New training designed to protect bar patrons from sexual violence
Four Halifax nightspots go through program to help keep customers safe
If you order an Angelot cocktail at some Halifax bars, your drink will never show up.
That’s because your bartender will know it’s not a drink order: it’s a signal that you need help.
A Montréal-based organization called the Social Collective is offering a free training program called Order an Angelot to bars in Halifax to equip staff with tools to identify sexual violence and ultimately prevent it.
“I always say this in every bar that I train that we want, most of all, to have no one ordering an Angelot,” said Andréanne St-Gelais, co-founder and managing director of the Social Collective, in an interview in October.
“So the training is really focused on, how do we prevent these things from happening before someone needs to?”
The Social Collective was founded in 2020 with the aim of combating sexual and gender-based violence in bars. After expanding its Order an Angelot program across Québec, the organization received a grant from Women and Gender Equality Canada allowing it to further grow the initiative across Canada.
If a bar wants to be accredited by the Social Collective, all of their servers and bartenders attend a two-hour training session on how to recognize and prevent sexual violence. A key component of the program is the Order an Angelot initiative, in which customers can order a fictional drink to discreetly signal for help to the trained staff.
Accredited bars then put up instructional posters in their bathrooms to inform customers that ordering an Angelot is an option for those who feel unsafe.
St-Gelais said that when she and other Social Collective members visited Halifax last year, they found a lot of interest among local bar owners and managers. In September, the organization appointed its first Atlantic Canada representative, Claire Pontrefact, a University of King’s College student.
Pontrefact said as a customer, she would feel safer going to an accredited bar.
“As a young woman who goes to these bars, hearing how a bar owner reacts to [this initiative] is going to influence my decisions and where I go,” she said.
The program consists of two parts. First, staff watch informational videos and take a quiz on their content. This is followed by an in-person session, where they engage in discussion and act out scenarios that help them practice their bystander intervention skills.
Angel Demeercer is the bar manager at the Quinpool location of Propeller Brewing, a Halifax chain that has completed the Social Collective training at all four of its locations.
“We haven’t had to use it, knock on wood, thankfully,” said Demeercer, gesturing to the laminated list of safety protocols behind the bar. “But it was, I think, quite important to educate our staff on how prevalent sexual assault is . . . Some of our male staff kind of opened their eyes to how subtle it is.”
Sexualized violence is any unwanted and non-consensual act or behaviour that is sexual in nature, ranging from sexual assault to sexual harassment. A 2019 study found that in Canada, about one in three women, one in 12 men, and more than one in two LGBTQ+ individuals experience sexual assault after the age of 15. The same study found that one in three women and one in eight men are subjected to unwanted sexual behaviours in public each year.

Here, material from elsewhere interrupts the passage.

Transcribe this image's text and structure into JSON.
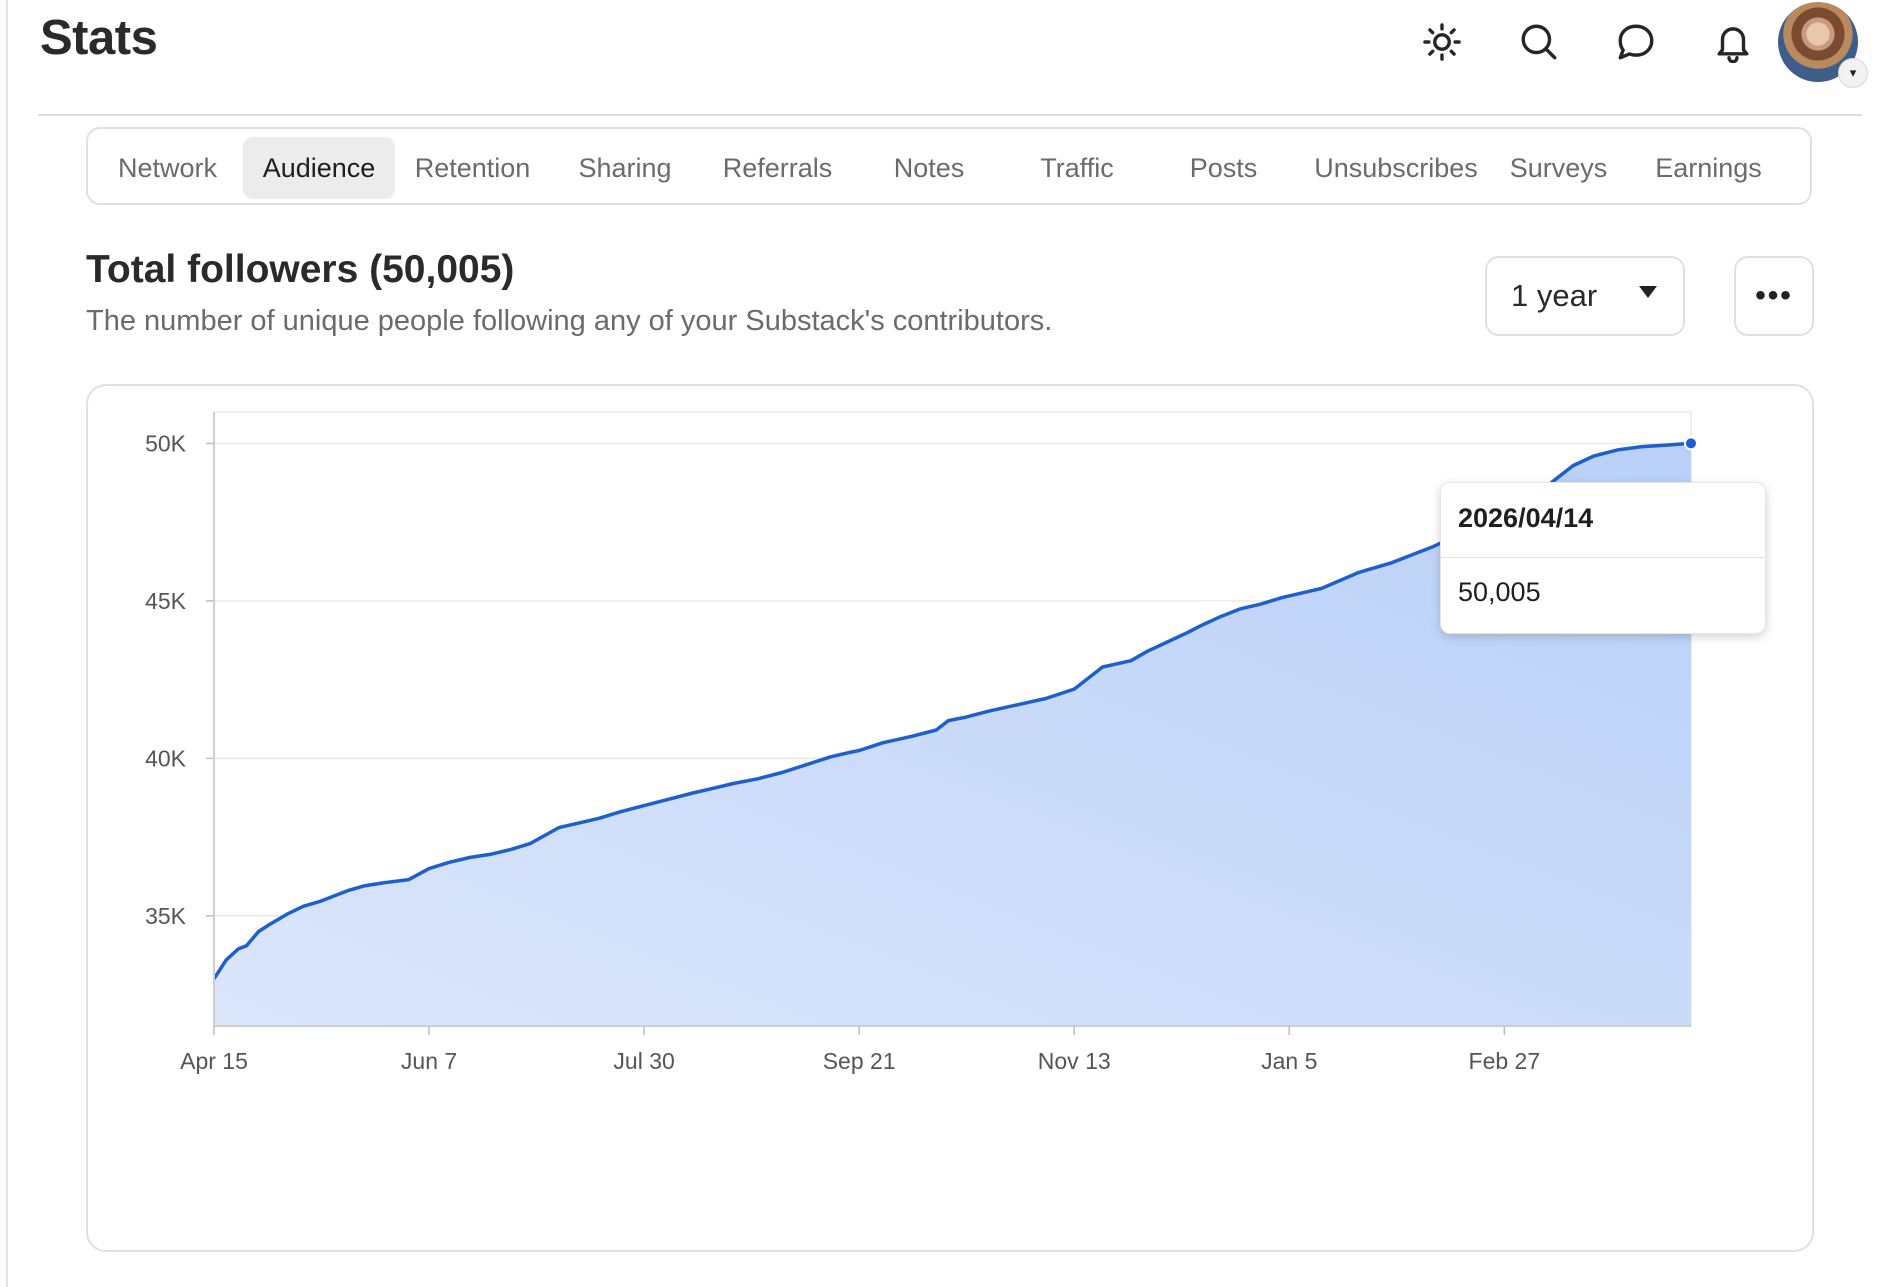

Demeercer said she sees this program’s potential to reduce sexualized violence in the Halifax bar scene.
“It hasn’t happened within our locations yet – I hope it never does – but I have seen it at other bars,” Demeercer said. “I’ve actually reached out to those bars and been like, you should take this program.”
Server Anisha Yathon also took the training at Propeller Brewing.
“[The trainers] brought up a lot of really interesting points that you wouldn’t necessarily think of right off the hop. I thought it created a lot of discussion, and I think it’s really good to just have an ongoing conversation.”
The concept of a coded drink order signalling for help is not new. In 2016, a British bar introduced a new safety protocol meant to protect women from sexual violence in which they could ask a bartender or server for Angela, indicating their need for assistance. By 2017, an adapted version was launched in parts of the U.S. – instead of asking for a fictitious bartender named Angela, guests would order an Angel shot.
Since its first training program in 2021, the Social Collective has accredited 137 bars in seven provinces and one territory with the Order an Angelot initiative. So far, four Halifax bars have been accredited and seven more are in the process.
St-Gelais says the organization’s goal is to get about 14 bars accredited in Nova Scotia, hopefully surpassing that number with additional funding.